VMware Cloud Community
JagWireZ
Contributor
Contributor
Jump to solution

Change MTU in VCSA 6.5

I need to lower the MTU for eth0 in the vCenter Server Appliance. This will be a persistent configuration. What is the proper way to do that for 6.5?

1 Solution

Accepted Solutions
JagWireZ
Contributor
Contributor
Jump to solution

Found the correct answer. I appreciate the above reply, but the "ip link" command only applies to the running configuration and is not persistent. So this command needs to be set during boot.

The instructions below were derived from https://github.com/vmware/photon/blob/master/docs/photon-admin-guide.md#creating-a-startup-service:

  1. Login to the vCenter bash shell prompt.
  2. Type the following to create a new service that will set the MTU. (Replace 1460 with correct MTU size.)
    • cat << EOF >> /lib/systemd/system/eth0.service

      [Unit] Description=Network interface initialization
      After=local-fs.target network-online.target network.target
      Wants=local-fs.target network-online.target network.target

      [Service] ExecStart=/usr/sbin/ip link set dev eth0 mtu 1460
      Type=oneshot

      [Install]
      WantedBy=multi-user.target
      EOF
  3. Type the following to set the service to start at boot:
    • cd /lib/systemd/system/multi-user.target.wants/
    • ln -s ../eth0.service eth0.service
  4. Reboot vCenter Server to confirm the changes persist.

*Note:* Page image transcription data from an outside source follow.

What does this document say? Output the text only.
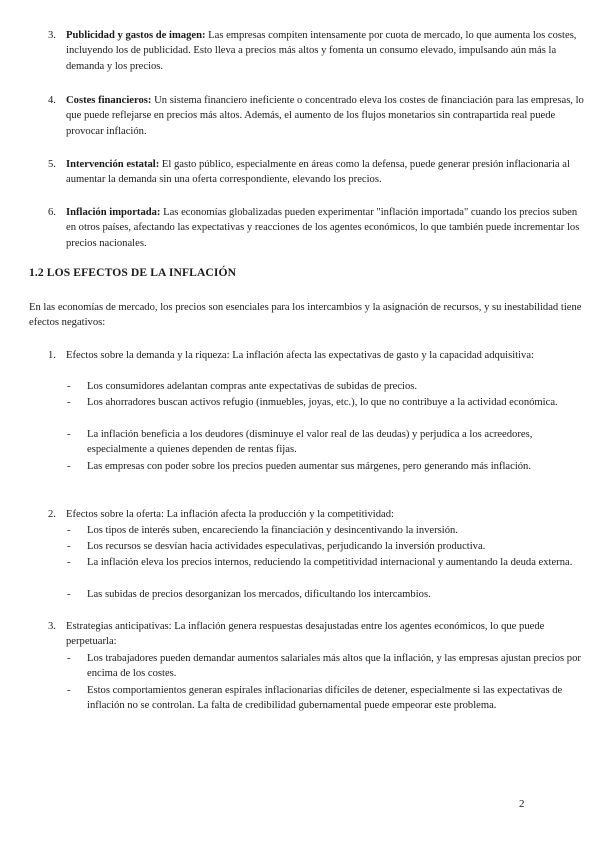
3. Publicidad y gastos de imagen: Las empresas compiten intensamente por cuota de mercado, lo que aumenta los costes, incluyendo los de publicidad. Esto lleva a precios más altos y fomenta un consumo elevado, impulsando aún más la demanda y los precios.
4. Costes financieros: Un sistema financiero ineficiente o concentrado eleva los costes de financiación para las empresas, lo que puede reflejarse en precios más altos. Además, el aumento de los flujos monetarios sin contrapartida real puede provocar inflación.
5. Intervención estatal: El gasto público, especialmente en áreas como la defensa, puede generar presión inflacionaria al aumentar la demanda sin una oferta correspondiente, elevando los precios.
6. Inflación importada: Las economías globalizadas pueden experimentar "inflación importada" cuando los precios suben en otros países, afectando las expectativas y reacciones de los agentes económicos, lo que también puede incrementar los precios nacionales.
1.2 LOS EFECTOS DE LA INFLACIÓN
En las economías de mercado, los precios son esenciales para los intercambios y la asignación de recursos, y su inestabilidad tiene efectos negativos:
1. Efectos sobre la demanda y la riqueza: La inflación afecta las expectativas de gasto y la capacidad adquisitiva:
- Los consumidores adelantan compras ante expectativas de subidas de precios.
- Los ahorradores buscan activos refugio (inmuebles, joyas, etc.), lo que no contribuye a la actividad económica.
- La inflación beneficia a los deudores (disminuye el valor real de las deudas) y perjudica a los acreedores, especialmente a quienes dependen de rentas fijas.
- Las empresas con poder sobre los precios pueden aumentar sus márgenes, pero generando más inflación.
2. Efectos sobre la oferta: La inflación afecta la producción y la competitividad:
- Los tipos de interés suben, encareciendo la financiación y desincentivando la inversión.
- Los recursos se desvían hacia actividades especulativas, perjudicando la inversión productiva.
- La inflación eleva los precios internos, reduciendo la competitividad internacional y aumentando la deuda externa.
- Las subidas de precios desorganizan los mercados, dificultando los intercambios.
3. Estrategias anticipativas: La inflación genera respuestas desajustadas entre los agentes económicos, lo que puede perpetuarla:
- Los trabajadores pueden demandar aumentos salariales más altos que la inflación, y las empresas ajustan precios por encima de los costes.
- Estos comportamientos generan espirales inflacionarias difíciles de detener, especialmente si las expectativas de inflación no se controlan. La falta de credibilidad gubernamental puede empeorar este problema.
2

View solution in original post

0 Kudos
4 Replies
Camero
VMware Employee
VMware Employee
Jump to solution

please refer to the following KB: Troubleshooting Tools for Networking on vCenter Server Appliance 6.5 (2147148) | VMware KB

Photon OS Command
ip addr
ss
ip route
ip maddr
ip link set eth0 up 
ip -s neigh
ip link set eth0 mtu 9000
0 Kudos
JagWireZ
Contributor
Contributor
Jump to solution

Found the correct answer. I appreciate the above reply, but the "ip link" command only applies to the running configuration and is not persistent. So this command needs to be set during boot.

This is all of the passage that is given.